At lunch and dinner, I took my position behind the serving line, offering up to the hungry seekers a choice of entrees, either a vegetarian delight or a controversial something-with-a-face.
"Lasagna or pork chop?" I asked Jackie, a long-term member of Esalen's famed massage crew, who had the scrawny look of a committed vegetarian.
"Lasagna," she said, narrowing her eyes in contempt as if I had personally gone out and killed the pig.
"Okay, fine," I said and scooped up what I thought was a rather generous portion, slapped it onto a plate and handed it over to her, expecting a polite "thank you." I heard a snort as she skirted away.
This was the first time I became aware that food, other than by its absence, could be a problem, an "issue." Midwestern cuisine was, well, not really cuisine but hearty, heavy, sometimes-gummy fare, which we were damn glad to have. "Pleases" and "thank yous" all around for chipped beef in a glue-like white sauce served over toast (which I later found out the Army dubbed "sh-t-on-a-shingle"), limp, pale iceberg lettuce and my mom's 24-hour salad of fruit cocktail and cottage cheese mixed up with Kraft's salad dressing and a dollop of Hellman's mayonnaise, but just a little because it was expensive. Refrigerate that mess for 24 hours, and you were on your way to Lutheran heaven.
And we mustn't forget "lutefisk," a Swedish Lutheran Christmas delicacy of codfish soaked in lye and served in an oozy white cream sauce. Makes gefilte fish seem like a gourmet treat.
In spite of an atmosphere of personal freedom and an abundance of tasty comestibles, what seemed to rule the day at Esalen was food fascism. The vegetarians looked at us carnivores in disgust. They, in turn, were divided into not-quite-armed camps: The dairy and the non-dairy, each regarding the other as poor relations in need of salvation.
Pale and scrappy though they were, however, the vegetarians were always first across the finish line for seconds at the dessert table. You did not want to get in the way of their sharp pointy elbows.

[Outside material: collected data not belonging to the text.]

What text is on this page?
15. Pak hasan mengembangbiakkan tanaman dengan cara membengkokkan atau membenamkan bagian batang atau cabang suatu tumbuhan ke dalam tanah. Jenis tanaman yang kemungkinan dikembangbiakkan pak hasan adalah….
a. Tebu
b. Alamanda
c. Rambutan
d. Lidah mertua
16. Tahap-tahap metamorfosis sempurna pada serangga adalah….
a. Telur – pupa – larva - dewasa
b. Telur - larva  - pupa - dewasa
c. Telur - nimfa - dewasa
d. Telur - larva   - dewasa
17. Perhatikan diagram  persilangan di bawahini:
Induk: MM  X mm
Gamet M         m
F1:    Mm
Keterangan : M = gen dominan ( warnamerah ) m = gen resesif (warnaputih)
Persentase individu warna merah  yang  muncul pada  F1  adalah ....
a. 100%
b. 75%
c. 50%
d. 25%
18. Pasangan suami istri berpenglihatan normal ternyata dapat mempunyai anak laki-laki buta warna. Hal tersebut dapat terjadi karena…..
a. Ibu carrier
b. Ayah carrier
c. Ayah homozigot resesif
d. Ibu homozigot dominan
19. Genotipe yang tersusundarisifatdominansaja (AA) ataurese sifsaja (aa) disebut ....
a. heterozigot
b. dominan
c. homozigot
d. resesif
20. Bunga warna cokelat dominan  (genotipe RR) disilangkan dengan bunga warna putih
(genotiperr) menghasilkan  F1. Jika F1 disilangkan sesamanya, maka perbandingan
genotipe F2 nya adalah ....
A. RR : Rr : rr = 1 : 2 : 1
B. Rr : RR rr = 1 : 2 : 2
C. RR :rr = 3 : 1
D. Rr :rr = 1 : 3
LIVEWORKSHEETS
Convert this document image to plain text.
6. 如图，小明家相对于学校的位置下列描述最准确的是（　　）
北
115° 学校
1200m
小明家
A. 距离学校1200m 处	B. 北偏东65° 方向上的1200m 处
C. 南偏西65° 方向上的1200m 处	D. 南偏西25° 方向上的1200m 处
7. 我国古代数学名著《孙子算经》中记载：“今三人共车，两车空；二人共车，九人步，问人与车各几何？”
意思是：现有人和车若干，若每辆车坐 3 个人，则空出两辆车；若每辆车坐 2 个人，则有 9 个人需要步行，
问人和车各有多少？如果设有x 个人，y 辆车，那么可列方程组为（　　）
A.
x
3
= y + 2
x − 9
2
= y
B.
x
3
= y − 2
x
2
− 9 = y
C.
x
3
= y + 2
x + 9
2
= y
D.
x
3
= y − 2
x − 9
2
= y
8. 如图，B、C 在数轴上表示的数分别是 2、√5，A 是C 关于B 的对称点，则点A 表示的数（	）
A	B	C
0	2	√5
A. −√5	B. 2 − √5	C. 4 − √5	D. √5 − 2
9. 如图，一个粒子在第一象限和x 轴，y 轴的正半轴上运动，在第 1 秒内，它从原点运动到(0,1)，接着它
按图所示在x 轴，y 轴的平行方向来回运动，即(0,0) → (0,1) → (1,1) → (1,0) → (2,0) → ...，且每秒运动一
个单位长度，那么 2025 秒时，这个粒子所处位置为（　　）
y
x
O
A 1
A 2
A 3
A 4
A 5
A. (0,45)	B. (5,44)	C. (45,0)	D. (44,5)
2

My yearlong stay only hardened my commitment to food agnosticism. I now walk a fine line, eating turkey when it suits me, vegetables when I can summon up the courage to prepare them, fruit for dessert.
I do believe that veganism could cure many ills of our planet, but Mollie hasn't yet answered my pleas to come and cook for me.
Until she does, I'm afraid thousands of vegetables will lie fallow and forlorn in the fields - little lepers begging to be my friends.
So many vegetables, so little time.
- Rosie Sorenson
Rosie Sorenson is the author of Humor Me! Short Amusing Takes on George Clooney, Fruit Fly Sex, the NSA, Halle Berry, Compassionate Rats and Other Wacky Topics. She won honorable mention in the Erma Bombeck Writing Competition in 2007. Her work has appeared in the Los Angeles Times, San Francisco Chronicle, Pittsburgh-Tribune Review and other publications.